TEMPO.CO, Yogyakarta -Perwakilan ASEAN Intergovernmental Commission on Human Rights (AICHR) dari Indonesia Dinna Wisnu mengatakan, modus perdagangan manusia di kawasan ASEAN beragam. Mulai dari modus kawin kontrak dengan korban perempuan miskin hingga iming-iming beasiswa S2 dengan korban perempuan terpelajar.
“Modus paling buruk bentuknya eksploitasi seksual atas nama pernikahan,” kata Dinna dalam diskusi publik bertema “The Politics of Producing Human Rights: Menelusuri Pendekatan HAM dalam Penanganan Tindak Pidana Perdagangan Orang di ASEAN” di Ruang Seminar Timur Fakultas Sosiologi Universitas Gadjah Mada (UGM) Yogyakarta, Kamis, 31 Agustus 2017.

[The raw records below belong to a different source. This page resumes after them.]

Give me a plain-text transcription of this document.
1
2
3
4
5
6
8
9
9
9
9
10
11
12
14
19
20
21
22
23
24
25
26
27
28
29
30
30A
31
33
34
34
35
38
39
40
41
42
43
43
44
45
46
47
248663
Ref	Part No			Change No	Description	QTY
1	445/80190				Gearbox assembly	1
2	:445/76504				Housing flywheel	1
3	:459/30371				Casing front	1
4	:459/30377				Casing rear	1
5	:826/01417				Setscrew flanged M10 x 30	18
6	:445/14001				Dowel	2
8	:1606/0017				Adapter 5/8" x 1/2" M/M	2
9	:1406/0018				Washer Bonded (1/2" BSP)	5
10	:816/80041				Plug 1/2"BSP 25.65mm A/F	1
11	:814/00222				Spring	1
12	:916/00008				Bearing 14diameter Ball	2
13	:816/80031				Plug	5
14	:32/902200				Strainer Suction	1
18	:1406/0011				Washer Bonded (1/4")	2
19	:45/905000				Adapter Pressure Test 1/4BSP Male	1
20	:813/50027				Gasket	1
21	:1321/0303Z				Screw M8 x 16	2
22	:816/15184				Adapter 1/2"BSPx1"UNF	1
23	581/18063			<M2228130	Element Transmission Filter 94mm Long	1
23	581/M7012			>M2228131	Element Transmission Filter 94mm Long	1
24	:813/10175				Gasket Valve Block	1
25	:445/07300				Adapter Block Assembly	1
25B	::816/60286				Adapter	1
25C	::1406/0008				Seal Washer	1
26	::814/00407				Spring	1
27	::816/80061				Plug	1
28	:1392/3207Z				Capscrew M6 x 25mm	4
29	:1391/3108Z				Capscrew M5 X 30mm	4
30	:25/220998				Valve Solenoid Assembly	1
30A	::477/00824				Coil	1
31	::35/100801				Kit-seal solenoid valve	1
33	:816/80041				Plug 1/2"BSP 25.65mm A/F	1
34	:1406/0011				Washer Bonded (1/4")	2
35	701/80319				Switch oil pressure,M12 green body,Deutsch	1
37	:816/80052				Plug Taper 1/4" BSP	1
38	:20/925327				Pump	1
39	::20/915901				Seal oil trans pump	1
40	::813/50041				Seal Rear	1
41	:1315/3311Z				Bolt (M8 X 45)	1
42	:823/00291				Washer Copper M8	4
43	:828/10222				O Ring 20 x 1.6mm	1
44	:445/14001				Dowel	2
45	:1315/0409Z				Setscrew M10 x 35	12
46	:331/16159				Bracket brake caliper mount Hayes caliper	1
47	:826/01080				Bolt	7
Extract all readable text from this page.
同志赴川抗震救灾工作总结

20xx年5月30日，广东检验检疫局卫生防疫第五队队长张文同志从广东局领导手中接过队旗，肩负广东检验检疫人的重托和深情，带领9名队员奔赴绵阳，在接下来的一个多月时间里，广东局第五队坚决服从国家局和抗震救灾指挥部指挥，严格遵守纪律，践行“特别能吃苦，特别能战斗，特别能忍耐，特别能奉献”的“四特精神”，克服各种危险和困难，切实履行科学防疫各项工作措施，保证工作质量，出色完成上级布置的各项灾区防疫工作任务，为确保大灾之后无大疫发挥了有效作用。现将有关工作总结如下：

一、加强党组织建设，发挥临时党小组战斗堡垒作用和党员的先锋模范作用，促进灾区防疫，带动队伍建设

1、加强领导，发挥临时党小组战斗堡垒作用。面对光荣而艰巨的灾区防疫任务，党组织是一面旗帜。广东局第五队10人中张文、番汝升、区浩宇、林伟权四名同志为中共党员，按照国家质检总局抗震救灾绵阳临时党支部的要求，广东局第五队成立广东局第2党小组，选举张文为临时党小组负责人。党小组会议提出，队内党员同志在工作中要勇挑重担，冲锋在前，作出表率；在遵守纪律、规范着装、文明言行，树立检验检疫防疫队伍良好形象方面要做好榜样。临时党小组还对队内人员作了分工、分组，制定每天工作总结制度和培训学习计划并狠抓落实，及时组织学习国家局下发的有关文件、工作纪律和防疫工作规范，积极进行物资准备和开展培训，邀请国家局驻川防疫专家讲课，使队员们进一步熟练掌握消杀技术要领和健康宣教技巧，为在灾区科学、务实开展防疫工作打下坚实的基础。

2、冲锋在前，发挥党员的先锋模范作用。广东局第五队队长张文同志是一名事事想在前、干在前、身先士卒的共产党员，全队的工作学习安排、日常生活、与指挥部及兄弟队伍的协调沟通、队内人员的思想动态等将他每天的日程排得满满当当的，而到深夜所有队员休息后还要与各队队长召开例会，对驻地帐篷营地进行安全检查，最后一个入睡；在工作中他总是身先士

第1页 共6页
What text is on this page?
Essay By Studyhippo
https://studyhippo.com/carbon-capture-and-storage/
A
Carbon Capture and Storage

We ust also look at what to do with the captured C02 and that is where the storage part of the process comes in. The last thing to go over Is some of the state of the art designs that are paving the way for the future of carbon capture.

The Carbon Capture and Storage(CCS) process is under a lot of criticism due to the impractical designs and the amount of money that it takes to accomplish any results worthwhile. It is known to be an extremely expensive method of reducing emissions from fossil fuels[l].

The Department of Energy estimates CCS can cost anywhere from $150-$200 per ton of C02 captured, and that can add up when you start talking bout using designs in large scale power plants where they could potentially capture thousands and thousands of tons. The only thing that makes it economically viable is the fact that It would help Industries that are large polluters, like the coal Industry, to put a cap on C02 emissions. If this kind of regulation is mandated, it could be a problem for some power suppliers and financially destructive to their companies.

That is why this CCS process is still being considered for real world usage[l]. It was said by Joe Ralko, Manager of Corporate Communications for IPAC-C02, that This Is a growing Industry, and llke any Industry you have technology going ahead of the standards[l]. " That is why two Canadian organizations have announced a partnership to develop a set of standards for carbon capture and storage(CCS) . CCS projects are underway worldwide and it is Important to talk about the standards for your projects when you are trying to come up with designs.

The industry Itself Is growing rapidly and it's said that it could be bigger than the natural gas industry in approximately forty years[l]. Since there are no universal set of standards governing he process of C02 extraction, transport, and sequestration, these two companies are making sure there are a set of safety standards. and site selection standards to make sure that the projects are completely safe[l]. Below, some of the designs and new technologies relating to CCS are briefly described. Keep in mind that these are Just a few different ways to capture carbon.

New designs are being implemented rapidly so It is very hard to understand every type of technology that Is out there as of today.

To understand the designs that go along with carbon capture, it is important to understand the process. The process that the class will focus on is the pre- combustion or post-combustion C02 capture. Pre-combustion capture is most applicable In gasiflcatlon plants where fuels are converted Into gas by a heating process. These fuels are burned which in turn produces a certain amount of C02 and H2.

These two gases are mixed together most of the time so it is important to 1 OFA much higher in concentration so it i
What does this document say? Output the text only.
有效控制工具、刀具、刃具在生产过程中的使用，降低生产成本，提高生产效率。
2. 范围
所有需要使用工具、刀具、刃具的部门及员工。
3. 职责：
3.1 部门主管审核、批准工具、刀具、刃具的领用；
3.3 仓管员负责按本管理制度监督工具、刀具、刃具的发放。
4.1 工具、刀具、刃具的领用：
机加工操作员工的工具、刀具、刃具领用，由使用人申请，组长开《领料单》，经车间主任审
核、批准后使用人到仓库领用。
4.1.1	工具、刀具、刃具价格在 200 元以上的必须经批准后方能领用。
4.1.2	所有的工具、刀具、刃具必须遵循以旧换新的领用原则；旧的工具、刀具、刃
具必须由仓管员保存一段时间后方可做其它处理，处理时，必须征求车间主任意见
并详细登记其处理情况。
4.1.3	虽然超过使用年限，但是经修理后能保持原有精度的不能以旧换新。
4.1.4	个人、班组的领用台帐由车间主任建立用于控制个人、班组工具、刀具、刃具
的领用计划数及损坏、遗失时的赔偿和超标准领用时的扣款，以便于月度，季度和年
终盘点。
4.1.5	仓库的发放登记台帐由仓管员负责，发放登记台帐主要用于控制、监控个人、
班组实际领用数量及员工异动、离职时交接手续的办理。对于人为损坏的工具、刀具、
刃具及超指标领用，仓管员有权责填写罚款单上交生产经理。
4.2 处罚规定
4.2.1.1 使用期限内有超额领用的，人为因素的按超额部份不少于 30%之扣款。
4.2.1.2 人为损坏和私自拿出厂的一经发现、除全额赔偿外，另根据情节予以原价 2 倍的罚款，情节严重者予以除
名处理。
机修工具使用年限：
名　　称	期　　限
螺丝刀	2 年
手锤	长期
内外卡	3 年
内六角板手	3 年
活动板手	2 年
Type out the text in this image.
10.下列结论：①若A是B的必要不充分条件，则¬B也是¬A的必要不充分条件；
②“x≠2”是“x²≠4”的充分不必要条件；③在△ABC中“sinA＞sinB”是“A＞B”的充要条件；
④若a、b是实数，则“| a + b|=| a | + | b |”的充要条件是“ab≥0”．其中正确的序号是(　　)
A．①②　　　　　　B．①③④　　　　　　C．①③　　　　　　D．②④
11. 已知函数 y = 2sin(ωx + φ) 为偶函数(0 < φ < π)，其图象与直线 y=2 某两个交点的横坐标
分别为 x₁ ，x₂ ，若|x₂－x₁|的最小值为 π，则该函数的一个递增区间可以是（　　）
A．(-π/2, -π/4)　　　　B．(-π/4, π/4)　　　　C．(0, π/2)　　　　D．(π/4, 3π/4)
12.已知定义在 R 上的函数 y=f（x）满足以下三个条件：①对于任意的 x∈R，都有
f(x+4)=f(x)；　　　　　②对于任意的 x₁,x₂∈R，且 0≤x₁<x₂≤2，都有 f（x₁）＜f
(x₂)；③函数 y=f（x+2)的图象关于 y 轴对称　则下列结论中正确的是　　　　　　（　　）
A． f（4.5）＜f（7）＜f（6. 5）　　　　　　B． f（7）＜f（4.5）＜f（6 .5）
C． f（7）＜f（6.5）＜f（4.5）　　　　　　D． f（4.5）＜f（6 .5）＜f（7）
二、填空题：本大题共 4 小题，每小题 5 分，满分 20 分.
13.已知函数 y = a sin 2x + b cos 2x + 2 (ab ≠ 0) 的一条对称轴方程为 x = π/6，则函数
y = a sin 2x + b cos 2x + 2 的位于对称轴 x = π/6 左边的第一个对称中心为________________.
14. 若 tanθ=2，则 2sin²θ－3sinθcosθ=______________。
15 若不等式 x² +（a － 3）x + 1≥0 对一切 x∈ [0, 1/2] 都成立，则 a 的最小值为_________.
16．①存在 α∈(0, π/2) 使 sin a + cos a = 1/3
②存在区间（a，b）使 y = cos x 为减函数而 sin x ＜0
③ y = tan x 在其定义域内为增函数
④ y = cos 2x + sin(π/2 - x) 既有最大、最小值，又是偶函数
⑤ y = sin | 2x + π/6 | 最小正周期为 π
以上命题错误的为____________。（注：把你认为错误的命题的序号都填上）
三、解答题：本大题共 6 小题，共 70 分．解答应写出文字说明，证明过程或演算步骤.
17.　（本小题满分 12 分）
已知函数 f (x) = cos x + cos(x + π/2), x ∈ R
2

Baca: 85 Persen Perdagangan Manusia di ASEAN Lewat Jalur Legal
Modus tersebut banyak menimpa perempuan di Burma, Thailand, dan Vietnam yang mengalami peningkatan kasus perdagangan manusia atau Trafficking in Persons (TIP) sejak lima tahun terakhir. Sasarannya adalah perempuan dari negara-negara yang baru terbuka secara ekonomi dengan laki-laki dari negara maju.
Dalih para laki-laki tersebut adalah mencari istri yang mau hanya tinggal di rumah untuk mengurusi kebutuhan rumah tangga dan menjaga bisnisnya. “Jadi istilahnya ada bisnis mencari istri sejati,” kata Dinna.
Modusnya seperti agen biro jodoh. Tetapi perempuan-perempuan yang menjadi sasaran dipajang di jendela untuk kemudian dipilih. Mereka akan dikontrak selama tiga bulan dan bisa dikembalikan apabila tidak cocok.
Baca: Pramugari Kreatif Selamatkan Korban Perdagangan Manusia
“Ada perempuan yang setuju karena berharap dapat hidup lebih baik karena yang menikahi laki-laki kaya,” kata Dinna.
Padahal tidak menutup kemungkinan ada bentuk eksploitasi selanjutnya setelah perempuan itu dinikahi.
Kemudian yang terbaru, menurut Dinna adalah TIP dengan kedok memberikan beasiswa S2. Salah satu teman dari stafnya di Kementerian Luar Negeri nyaris menjadi korban. Dia mendapatkan email yang menyebutkan diterima sebagai mahasiswa S2 di Cina lewat program beasiswa. Namun saat ditanyakan tentang surat dari dekan kampus terkait yang menyebutkan dia diterima, tidak ada. Begitu pula bukti-bukti lainnya. Hanya surat elektronik dan kontak berupa nomer handphone.
“Saya bilang, jangan berangkat,” kata Dinn.
Dia pun meminta yang bersangkutan mengecek ke Kedutaan besar Cina di Indonesia dan Kedutaan besar Indonesia di Cina. “Yang disasar anak-anak pintar,” kata Dinna.
Baca: Perdagangan 5 Perempuan ke Malaysia, Begini Modusnya
Dia pun mengingatkan kepada publik untuk berhati-hati saat mengunggah status maupun identitas di media sosial. Termasuk ketika mengunggah prestasinya di media sosial karena bisa menjadi sasaran empuk pelaku perdagangan manusia.
“Para pelaku mempunyai jaringan untuk memetakan anda mempunyai ambisi ke mana,” kata Dinna.
Termasuk pula kasus yang menimpa sejumlah siswa di Nusa Tenggara Timur yang menjadi korban perdagangan manusia dengan modus magang di hotel. Kasus tersebut juga melibatkan peran sejumlah guru di sana yang memberikan izin kepada siswanya untuk magang.
Atas kasus-kasus yang terjadi, Dosen Sosiologi UGM Frans Vicky Djalong meminta tidak hanya pelaku perdagangan manusia saja yang ditangkap. Melainkan perlu dicari di mana negara asalnya, siapa bupatinya hingga tingkat desa. “Karena adanya keterlibatan guru itu menunjukkan adanya pelaku kekerasan struktural,” kata Frans.